Free security suite will create network of malware informants.

Enterprise security vendor EEye is preparing to unveil a free version of its Blink security software for consumers. 

Blink offers a single application that protects against buffer overflow and phishing attacks. It also offers intrusion prevention, application white-listing and location-specific security settings.

Consumers will be asked to share data on attacks that target their computers. The software will then act as the world's largest honeypot, allowing the firm to collect samples of live exploits and malware as soon as they become available.

EEye chief executive Ross Brown told that he is hoping for a "one million strong honeypot". 

A honeypot is a computer set up to collect security data by deliberately attracting online attacks. The information is used to analyse new attacks and attack methods.

The idea is that attackers will cast a wide net, distributing malware through spam or by scanning random systems for common security vulnerabilities.

But Brown believes that the technique has lost its value in today's world. Instead of going after a wide range of targets, criminals are increasingly using targeted attacks where malware is sent to only a few recipients within a company.

If such highly targeted malware succeeds in evading security researchers, attackers will remain successful at exploiting software flaws and using new attack methods.

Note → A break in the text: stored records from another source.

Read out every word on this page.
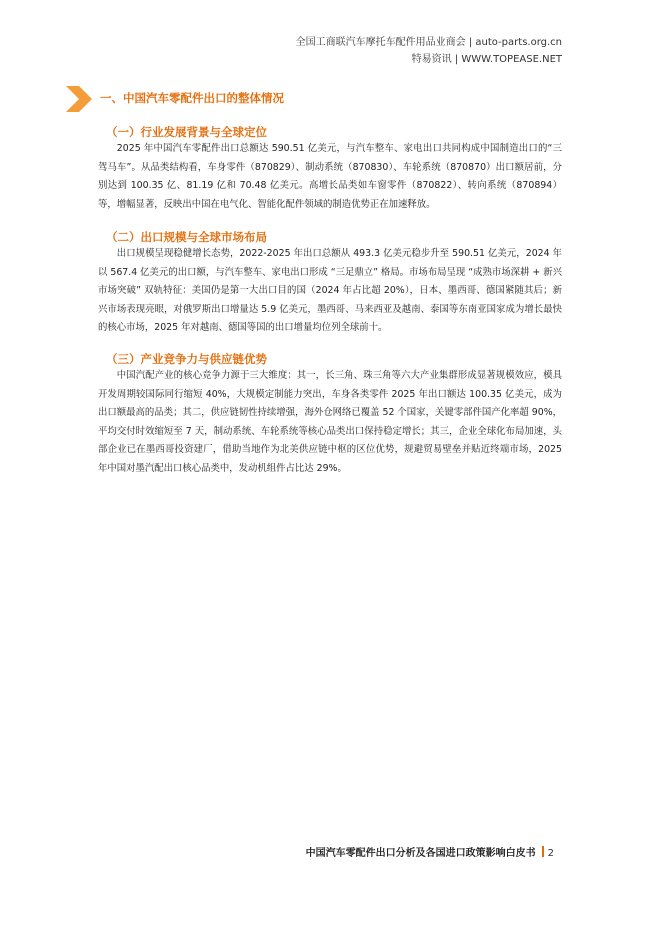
全国工商联汽车摩托车配件用品业商会 | auto-parts.org.cn
特易资讯 | WWW.TOPEASE.NET
一、中国汽车零配件出口的整体情况
（一）行业发展背景与全球定位

2025 年中国汽车零配件出口总额达 590.51 亿美元，与汽车整车、家电出口共同构成中国制造出口的“三驾马车”。从品类结构看，车身零件（870829）、制动系统（870830）、车轮系统（870870）出口额居前，分别达到 100.35 亿、81.19 亿和 70.48 亿美元。高增长品类如车窗零件（870822）、转向系统（870894）等，增幅显著，反映出中国在电气化、智能化配件领域的制造优势正在加速释放。

（二）出口规模与全球市场布局

出口规模呈现稳健增长态势，2022-2025 年出口总额从 493.3 亿美元稳步升至 590.51 亿美元，2024 年以 567.4 亿美元的出口额，与汽车整车、家电出口形成 “三足鼎立” 格局。市场布局呈现 “成熟市场深耕 + 新兴市场突破” 双轨特征：美国仍是第一大出口目的国（2024 年占比超 20%），日本、墨西哥、德国紧随其后；新兴市场表现亮眼，对俄罗斯出口增量达 5.9 亿美元，墨西哥、马来西亚及越南、泰国等东南亚国家成为增长最快的核心市场，2025 年对越南、德国等国的出口增量均位列全球前十。

（三）产业竞争力与供应链优势

中国汽配产业的核心竞争力源于三大维度：其一，长三角、珠三角等六大产业集群形成显著规模效应，模具开发周期较国际同行缩短 40%，大规模定制能力突出，车身各类零件 2025 年出口额达 100.35 亿美元，成为出口额最高的品类；其二，供应链韧性持续增强，海外仓网络已覆盖 52 个国家，关键零部件国产化率超 90%，平均交付时效缩短至 7 天，制动系统、车轮系统等核心品类出口保持稳定增长；其三，企业全球化布局加速，头部企业已在墨西哥投资建厂，借助当地作为北美供应链中枢的区位优势，规避贸易壁垒并贴近终端市场，2025 年中国对墨汽配出口核心品类中，发动机组件占比达 29%。

中国汽车零配件出口分析及各国进口政策影响白皮书 2
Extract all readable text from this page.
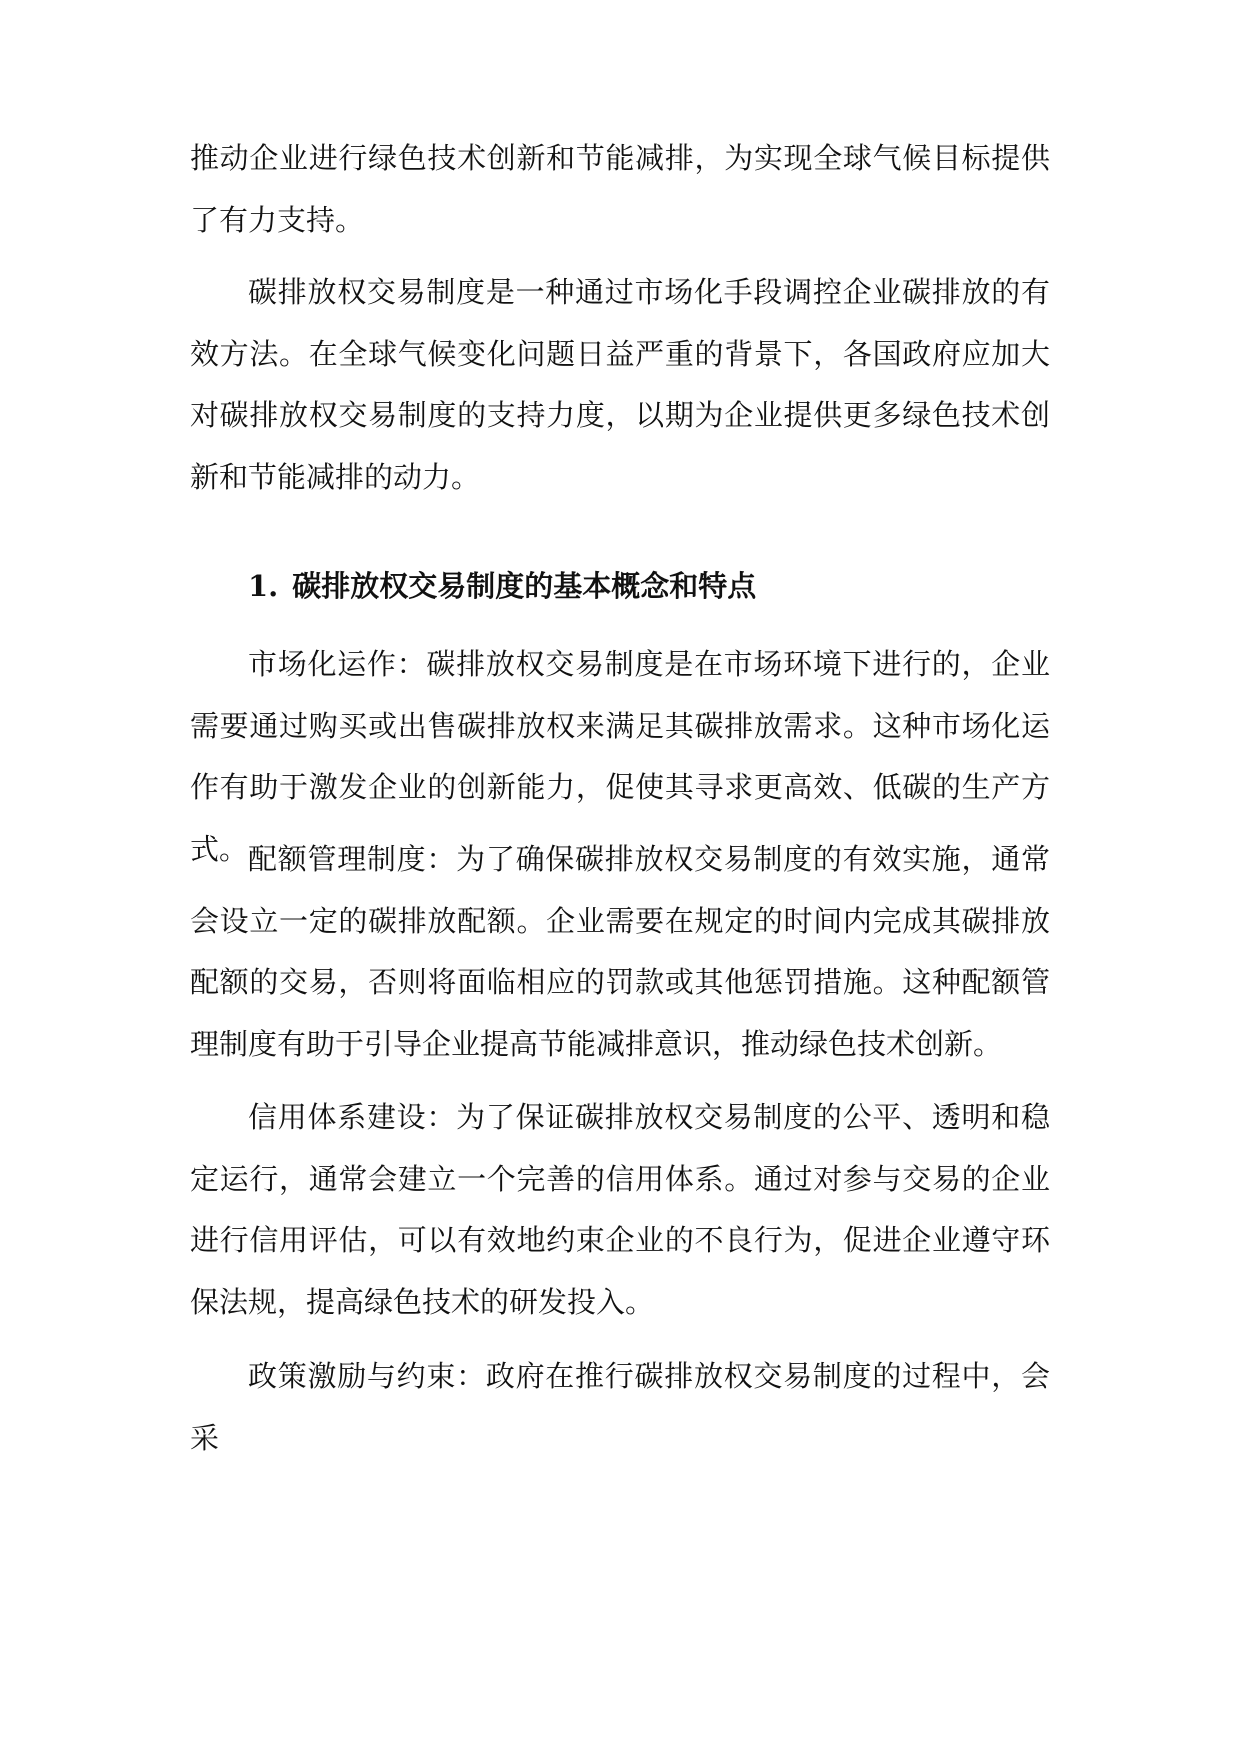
推动企业进行绿色技术创新和节能减排，为实现全球气候目标提供了有力支持。

碳排放权交易制度是一种通过市场化手段调控企业碳排放的有效方法。在全球气候变化问题日益严重的背景下，各国政府应加大对碳排放权交易制度的支持力度，以期为企业提供更多绿色技术创新和节能减排的动力。

1. 碳排放权交易制度的基本概念和特点

市场化运作：碳排放权交易制度是在市场环境下进行的，企业需要通过购买或出售碳排放权来满足其碳排放需求。这种市场化运作有助于激发企业的创新能力，促使其寻求更高效、低碳的生产方式。 配额管理制度：为了确保碳排放权交易制度的有效实施，通常会设立一定的碳排放配额。企业需要在规定的时间内完成其碳排放配额的交易，否则将面临相应的罚款或其他惩罚措施。这种配额管理制度有助于引导企业提高节能减排意识，推动绿色技术创新。

信用体系建设：为了保证碳排放权交易制度的公平、透明和稳定运行，通常会建立一个完善的信用体系。通过对参与交易的企业进行信用评估，可以有效地约束企业的不良行为，促进企业遵守环保法规，提高绿色技术的研发投入。

政策激励与约束：政府在推行碳排放权交易制度的过程中，会采
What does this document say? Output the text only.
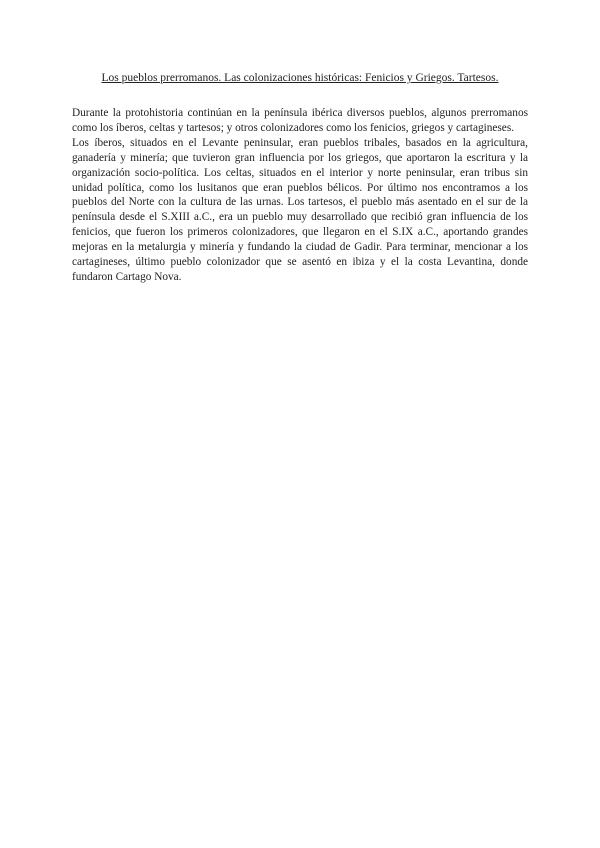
Los pueblos prerromanos. Las colonizaciones históricas: Fenicios y Griegos. Tartesos.

Durante la protohistoria continúan en la península ibérica diversos pueblos, algunos prerromanos como los íberos, celtas y tartesos; y otros colonizadores como los fenicios, griegos y cartagineses.

Los íberos, situados en el Levante peninsular, eran pueblos tribales, basados en la agricultura, ganadería y minería; que tuvieron gran influencia por los griegos, que aportaron la escritura y la organización socio-política. Los celtas, situados en el interior y norte peninsular, eran tribus sin unidad política, como los lusitanos que eran pueblos bélicos. Por último nos encontramos a los pueblos del Norte con la cultura de las urnas. Los tartesos, el pueblo más asentado en el sur de la península desde el S.XIII a.C., era un pueblo muy desarrollado que recibió gran influencia de los fenicios, que fueron los primeros colonizadores, que llegaron en el S.IX a.C., aportando grandes mejoras en la metalurgia y minería y fundando la ciudad de Gadir. Para terminar, mencionar a los cartagineses, último pueblo colonizador que se asentó en ibiza y el la costa Levantina, donde fundaron Cartago Nova.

In addition to building a honeypot, Brown expects that the free consumer version will drive sales of EEye's enterprise software that costs US$60 per seat.

The consumer product will appeal mostly to power users in IT departments. The company hopes that their experiences using the free version will cause them to promote the software at work.

Brown prides himself on the fact that none of EEye's enterprise customers has been hit by a remote exploit since June 2004.

He claims that Blink will mitigate against most zero-day vulnerabilities, allowing users additional time to properly test and deploy software patches.

But it remains to be seen how much traction the software will gain in the consumer market. Some of the features are designed specifically for enterprises and may have only limited appeal with consumers.

The application offers to disable external USB storage devices and hard drives from accessing a device, for instance.

Blink Personal is based on Blink 2.5 which started shipping in September. The consumer version will launch officially on 23 October and is available for download from EEye's website.